Inflammatory conditions of the ear include, but are not limited to, otitis media, otitis externa, mastoiditis, bullous myringitis, eustachian tube mucositis or eustachian tube inflammation, labyrintitis, and the like. Otitis Media (OM) includes, for example, Acute Otitis Media (AOM), otitis media with effusion (OME) and chronic otitis media, which are conditions affecting adults and children. OM susceptibility is multifactorial and complex, including environmental, microbial, and host factors. In some cases, an increase in cytokine production, including inflammatory cytokines (e.g., interleukins and TNF) has been observed in the effusion media of individuals suffering from OM. Treatment with anti-inflammatory steroids alleviates symptoms of ear inflammatory disorders (e.g., otitis media, eustachian tube mucositis, etc.). In some cases, bacterial infection is the cause of an inflammatory disorder (e.g., OM). In some cases, administration of antibiotics in combination with anti-inflammatory corticosteroids reduces the symptoms of OM.

Pharmaceutical agent

Provided herein are pharmaceutical compositions or formulations or devices comprising steroids that ameliorate or reduce otic disorders including meniere's disease, sensorineural hearing loss, and/or inflammatory disorders and their attendant symptoms including, but not limited to, hearing loss, nystagmus, dizziness, tinnitus, inflammation, swelling, infection, and congestion. Otic disorders, including AIED or Meniere's disease and/or inflammatory disorders, have etiologies and symptoms responsive to the pharmaceutical agents disclosed herein or other pharmaceutical agents. In particular embodiments, the steroid is a corticosteroid, including glucocorticosteroids and mineral corticosteroids. Any corticosteroid described herein (including free acids, free bases, free alcohols, salts, prodrugs, or any combination thereof) is compatible with the pharmaceutical compositions or devices described herein. Corticosteroids not specifically disclosed herein but suitable for ameliorating or eradicating otic disorders are expressly included within the scope of the presented embodiments and are intended to fall within the scope.
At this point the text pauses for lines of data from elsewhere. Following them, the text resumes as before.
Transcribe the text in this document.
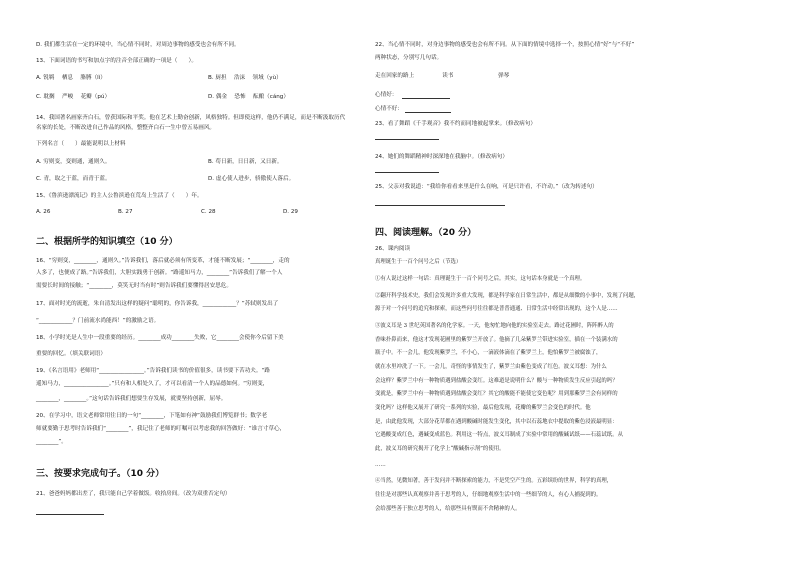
D. 我们都生活在一定的环境中，当心情不同时，对周边事物的感受也会有所不同。
13、下面词语的书写和加点字的注音全部正确的一项是（　　）。
A. 锐羁　 栖息　 胳膊（lì）	B. 厨担　 浩沫　 领域（yù）
C. 耽搁　 严峻　 花瓣（pú）	D. 偶金　 恐怖　 酝酿（cáng）
14、我国著名画家齐白石，曾获国际和平奖。他在艺术上勤奋创新，风格独特。但即使这样，他仍不满足，而是不断汲取历代
名家的长处，不断改进自己作品的风格，整整齐白石一生中曾五易画风。
下列名言（　　）最能说明以上材料
A. 穷则变，变则通，通则久。	B. 苟日新，日日新，又日新。
C. 青，取之于蓝，而青于蓝。	D. 虚心使人进步，骄傲使人落后。
15、《鲁滨逊漂流记》的主人公鲁滨逊在荒岛上生活了（　　）年。
A. 26	B. 27	C. 28	D. 29
二、根据所学的知识填空（10 分）
16、“穷则变，________，通则久。”告诉我们，落后就必须有所变革，才能不断发展；“________，走的
人多了，也便成了路。”告诉我们，大胆实践勇于创新。“路遥知马力，________”告诉我们了解一个人
需要长时间的接触；“________，莫笑无时当有时”则告诉我们要懂得居安思危。
17、面对时光的流逝，朱自清发出这样的疑问“聪明的，你告诉我，____________？”苏轼则发出了
“____________？门前流水尚能西！”的激励之语。
18、小学时光是人生中一段重要的经历。________成功________失败，它________会使你今后留下美
重要的回忆。（填关联词语）
19、《名言语用》老师用“________________。”告诉我们读书的价值很多，读书要下苦功夫。“路
遥知马力，________________。”只有和人相处久了，才可以看清一个人的品德如何。“穷则变，
________，________。”这句话告诉我们想要生存发展，就要坚持创新，屈辱。
20、在学习中，语文老师常用往日的一句“________，下笔如有神”鼓励我们博览群书；数学老
师就要勤于思考时告诉我们“________”，我记住了老师的叮嘱可以考虑我的回答做好：“谁言寸草心，
________”。
三、按要求完成句子。（10 分）
21、爸爸妈妈都出差了，我只能自己学着做饭。收拾房间。（改为双重否定句）
22、当心情不同时，对身边事物的感受也会有所不同。从下面的情境中选择一个，按照心情“好”与“不好”
两种状态，分别写几句话。
走在回家的路上　　　　　读书　　　　　　　　弹琴
心情好：
心情不好：
23、看了舞蹈《千手观音》我不约而同地被起掌来。（修改病句）
24、她们的舞蹈精神时深深地在我脑中。（修改病句）
25、父亲对我说道：“我给你看看来里是什么在响，可是只许看，不许动。”（改为转述句）
四、阅读理解。（20 分）
26、课内阅读
真理诞生于一百个问号之后（节选）
①有人说过这样一句话：真理诞生于一百个问号之后。其实，这句话本身就是一个真理。
②翻开科学技术史，我们会发现许多重大发现，都是科学家在日常生活中，都是从细微的小事中，发现了问题，
源于对一个问号的追究和探索，而这些问号往往都是普普通通、日常生活中经常出现的，这个人是……
③波义耳是 3 世纪英国著名的化学家。一天，他匆忙地向他的实验室走去。路过花圃时，阵阵醉人的
香味扑鼻而来，他这才发现花圃里的紫罗兰开放了。他摘了几朵紫罗兰带进实验室，插在一个装满水的
瓶子中。不一会儿，他发现紫罗兰，不小心，一滴液体滴在了紫罗兰上，他怕紫罗兰被腐蚀了，
就在水里冲洗了一下。一会儿，奇怪的事情发生了，紫罗兰由紫色变成了红色。波义耳想：为什么
会这样？紫罗兰中有一种物质遇到盐酸会变红。这难道是说明什么？酸与一种物质发生反应引起的吗？
变就是，紫罗兰中有一种物质遇到盐酸会变红？其它的酸能不能使它变色呢？用到那紫罗兰会有同样的
变化吗？这样他又展开了研究一系列的实验，最后他发现，花瓣的紫罗兰会变色的时代。他
是，由此他发现，大部分花草都在遇到酸碱时能发生变化，其中以石蕊地衣中提取的紫色浸液最明显：
它遇酸变成红色，遇碱变成蓝色。利用这一特点，波义耳制成了实验中常用的酸碱试纸——石蕊试纸。从
此，波义耳的研究揭开了化学上“酸碱指示剂”的使用。
……
④当然，见微知著，善于发问并不断探索的能力，不是凭空产生的。五彩缤纷的世界，科学的真理，
往往是对那些认真观察并善于思考的人，仔细地观察生活中的一些细节的人，有心人捕捉到的。
会给那些善于独立思考的人，给那些具有锲而不舍精神的人。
Furthermore, pharmaceutical agents that have previously been shown to be toxic, harmful, or ineffective during systemic or local administration to other organ systems, e.g., due to toxic metabolites formed after liver processing, toxicity of the drug in a particular organ, tissue, or system, high levels needed to achieve efficacy, inability to be released via systemic routes, or poor pK characteristics, are suitable for use in some embodiments herein. For example, side effects of dexamethasone include: sodium retention, excessive water retention, congestive heart failure in susceptible patients, hypertension, muscle weakness, muscle atrophy, osteoporosis, tendon rupture, peptic ulcers, ulcerative esophagitis, thinning of skin, skin reactions, disorders of wound healing, tics, dizziness, headache, psychological disorders, Cushing's syndrome, growth retardation in children, diabetes, hirsutism, cataracts, glaucoma, weight gain, increased appetite and nausea. Pharmaceutical agents (e.g., corticosteroids) with limited or no systemic release, systemic toxicity, poor pK profiles, or combinations thereof are expressly contemplated within the scope of the embodiments disclosed herein.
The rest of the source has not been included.